O manual da modernidade

O manual da modernidade

Tal qual um furacão que provoca enormes estragos, o caso Neymar tem prejudicado a imagem de várias instituições, além da reputação do próprio jogador. Saíram chamuscados do insólito episódio a família do atleta, a Seleção na véspera de um campeonato importante e o futebol brasileiro do qual Neymar é o principal representante. Além desses, a grande confusão que iniciou na esfera privada, entre quatro paredes, ganhou proporções públicas e pode custar uma carreira de 31 anos do repórter esportivo Mauro Naves da Rede Globo. Um dos repórteres mais antigos da emissora, admitido em 1988, Mauro Naves gozava de prestígio entre os colegas que o chamavam de “presidente”. 

A acusação que pode custar o emprego do repórter é que Mauro Naves atuou para abafar o escândalo que envolveu Neymar, pois é de conhecimento público que o repórter era próximo de ambas as partes. Além de ser amigo de Neymar pai e de Neymar filho, também conhecia o advogado de Najila Trindade Mendes, José Edgard da Cunha Bueno Filho, sócio de uma rede de restaurantes, que, entre outras iguarias com nomes sugestivos, tem no cardápio uma isca de peixe “Mauro Naves” e um Petit Gateau chamado “Neymar”.

Quando o conflito entre as partes estava para eclodir, Mauro Naves teria entrado em campo, não só para repassar o telefone do pai de Neymar, mas para abafar o caso, sem comunicar o que estava acontecendo à direção da emissora. Independentemente da lealdade com o empregador que paga o seu salário, o primeiro compromisso dos jornalistas é o de informar a opinião pública, sem que esse trabalho possa sofrer a interferência de amizades ou de interesses pessoais. Pelo menos em tese, assim deveria ocorrer. 

No meio do noticiário envolvendo a polêmica sexual que tomou proporções mundiais,  o apresentador Willian Bonner leu no Jornal Nacional a nota que pode selar o destino do repórter na emissora. “Mauro Naves é um profissional excelente, com grandes contribuições ao jornalismo esportivo da Globo, mas há evidências de que as atitudes dele neste caso contrariam a expectativa da empresa sobre a conduta de seus jornalistas. Em comum acordo, o repórter Mauro Naves deixará a cobertura de esportes da Globo até que os fatos sejam devidamente esclarecidos”.

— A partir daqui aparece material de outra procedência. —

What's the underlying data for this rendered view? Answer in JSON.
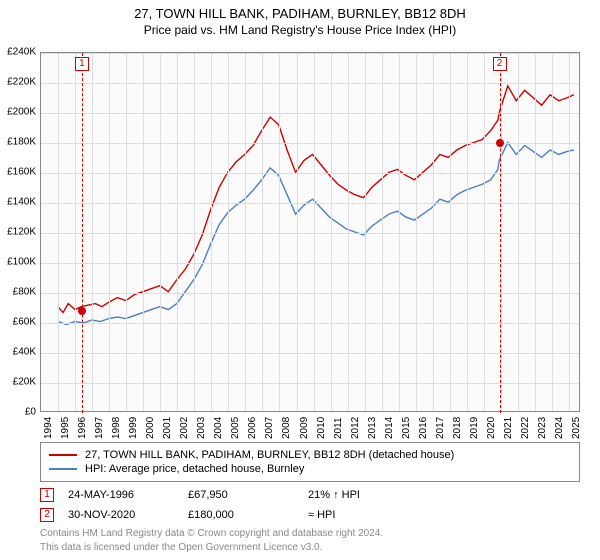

Por ser a maior emissora do país e ser muito visada, a Globo possui um manual de conduta que orienta a atuação dos seus milhares de profissionais nas diversas plataformas. Nenhum funcionário da emissora pode alegar o desconhecimento das regras. Um dos artigos do manual que trata da isenção deixa claro que os profissionais devem evitar situações que possam provocar dúvidas sobre o seu compromisso com a notícia. “É possível também que haja relação de amizade entre jornalistas e personalidades públicas ou personagens que estejam em destaque no noticiário ou que venham a estar. Em casos dessa natureza ou assemelhados, os jornalistas nessa situação devem comunicar o fato a seus superiores, que deverão encontrar meios de superar o conflito”.

No entendimento da Globo, Mauro Naves errou em não comunicar a emissora que tinha conhecimento prévio da acusação de estupro que viria a se tornar pública e que estava envolvido na negociação entre as partes. Em sua defesa, Mauro Naves explicou que se limitou a repassar os contatos do pai de Neymar ao advogado, a quem já conhecia, porque esperava conseguir a história com exclusividade e que, quando o assunto se tornou público, avaliou que sua participação não teria relevância.

Nos corredores da emissora, em meio a uma crise publicitária que reforça a tendência de corte de salários altos, as opiniões se dividem entre a solidariedade dos colegas e a avaliação da direção da empresa que se sentiu traída por um dos seus profissionais mais antigos e prestigiados. Independentemente do futuro do profissional na emissora, o caso de Mauro Naves traz à tona uma preocupação que deve ser cada vez mais presente na vida de personalidades públicas, empresas e de pessoas comuns.

Há que se ter uma atenção redobrada com a imagem envolvendo questões éticas, conflitos de interesse, exposição nas redes sociais e manifestações públicas. O mundo on-line se fundiu com a vida real, a vida particular está atrelada à profissional e hoje as organizações possuem uma expectativa em relação aos seus colaboradores dentro e fora do trabalho. O abalo da reputação privada pode manchar a imagem profissional, principalmente se o envolvido exerce uma atividade pública, caso do dos jornalistas, médicos, professores e outros profissionais. Como ensina o tenebroso caso Neymar, manchas no currículo são difíceis de apagar e podem marcar para sempre.